11. Restriction on Transfer of Interest:

A partner is not free to transfer his interest in the firm to anybody. In other words, if a partner wants to quit the partnership firm and wants his friend to take his place in the partnership firm, he cannot do so unilaterally. He has to take the consent of other partners before such transfer, as partnership is a contract between individual partners.

If any partner does not want to continue to be a partner then he can either sell his partnership interest to existing partners or to third parties only after obtaining the consent from other partners. If no partner or any third party is willing to purchase his partnership interest then he may give a notice of dissolution of the partnership.

12. Utmost Good Faith:

Partners can bind each other by their action. Hence, each partner must be true to all other partners and disclose all the information in his possession to the other partners. Thus, utmost good faith is very crucial as the business cannot be run without mutual trust.

13. Flexibility:

Partnership is governed by the ‘Partnership Deed’, which allows sufficient flexibility in operations to the partners. The deed can also be altered to suit the requirement of changing business conditions. The nature and scope of business can be changed in a short span of time. No approvals are required from any authority.

14. Limited Life:

Partnership is a relationship between partners. It gets dissolved every time there is a death, insolvency or retirement of a partner. A new partnership deed has to be prepared. Thus, partnership firms do not have very long lives.

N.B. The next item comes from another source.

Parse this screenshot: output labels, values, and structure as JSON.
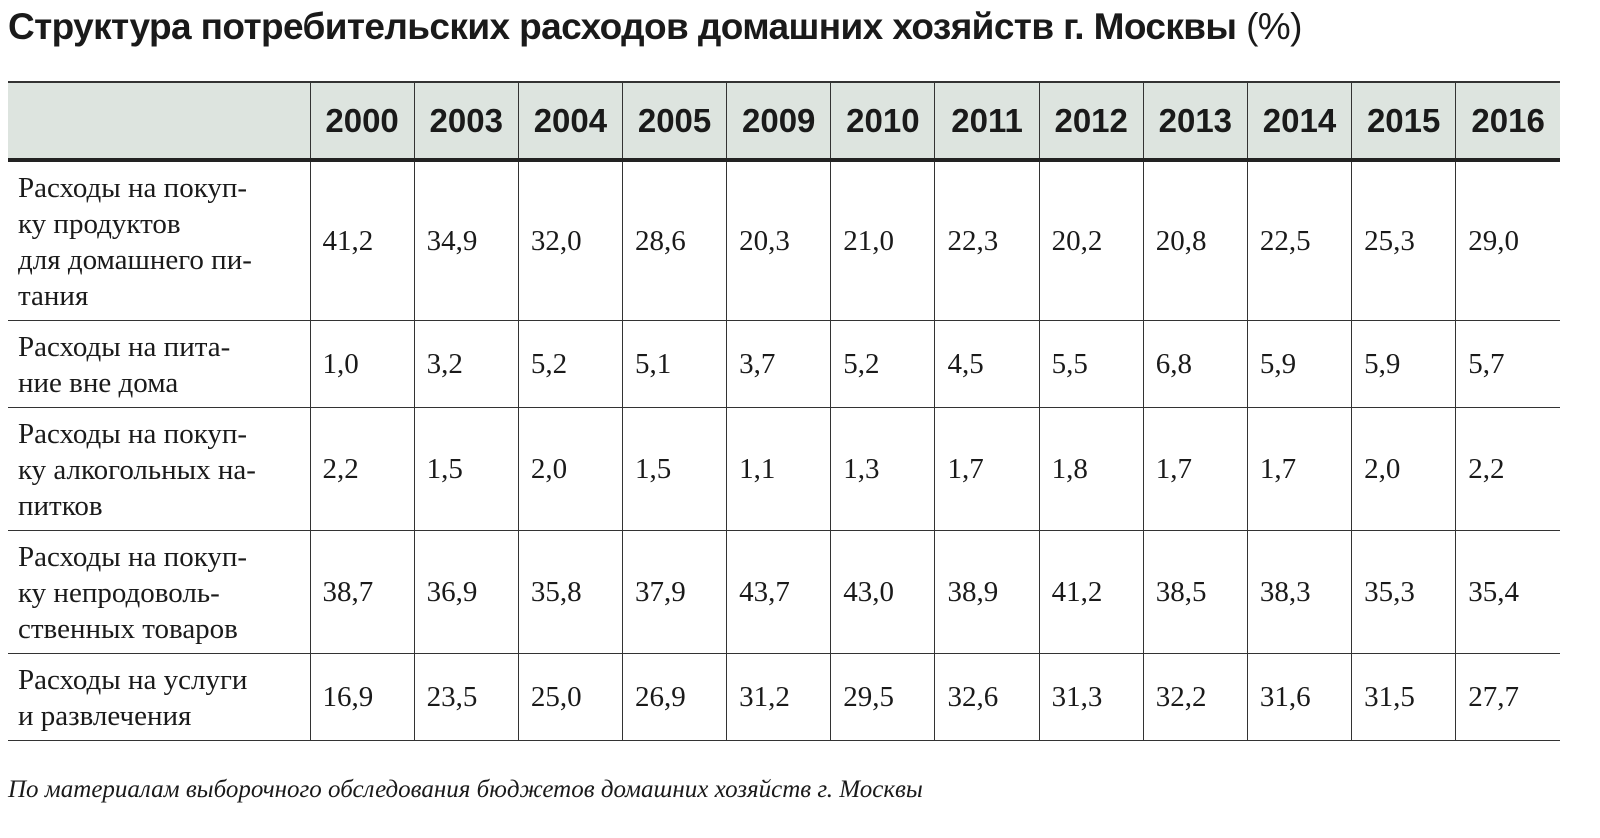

15. No Separate Legal Entity:

Partnership firm is not separate or distinct from its members. It does not have a separate legal entity of its own. Partners enter into contracts on behalf of each other.

16. Capital Contribution by Partners:

Normally, partners come together to run a business, contribute Capital for the business and share profits earned by the business in the ratio of capital contributed. However, this need not be the case always. A person may be offered a partnership even if that person is not contributing any Capital. The profit sharing ratio and the capital contribution ratio need not be same.

For example, A, B and C decide to start a business of building various Apps (Mobile applications) for Smart phones. While A and B bring in Rs.100,000 each, C does not bring in any money. However, C is the person who has a better understanding of the business and will actually help the firm build the technology platforms.

A and B merely follow what C says, as they are not very well versed with mobile technology. Thus, all 3 of them share profits, although C does not bring in any capital.

17. Dissolution:

A partnership firm can be dissolved at any time. This can be done voluntarily when all partners agree to so. Events such as death or insolvency of a partner can also result in dissolution of the partnership firm. A partnership firm can also be dissolved by the court.

18. Taxation:

The Income Tax Act, 1961 has separate provisions for calculation of tax on income earned by the firm. It distinguishes the income of the firm against income of partners.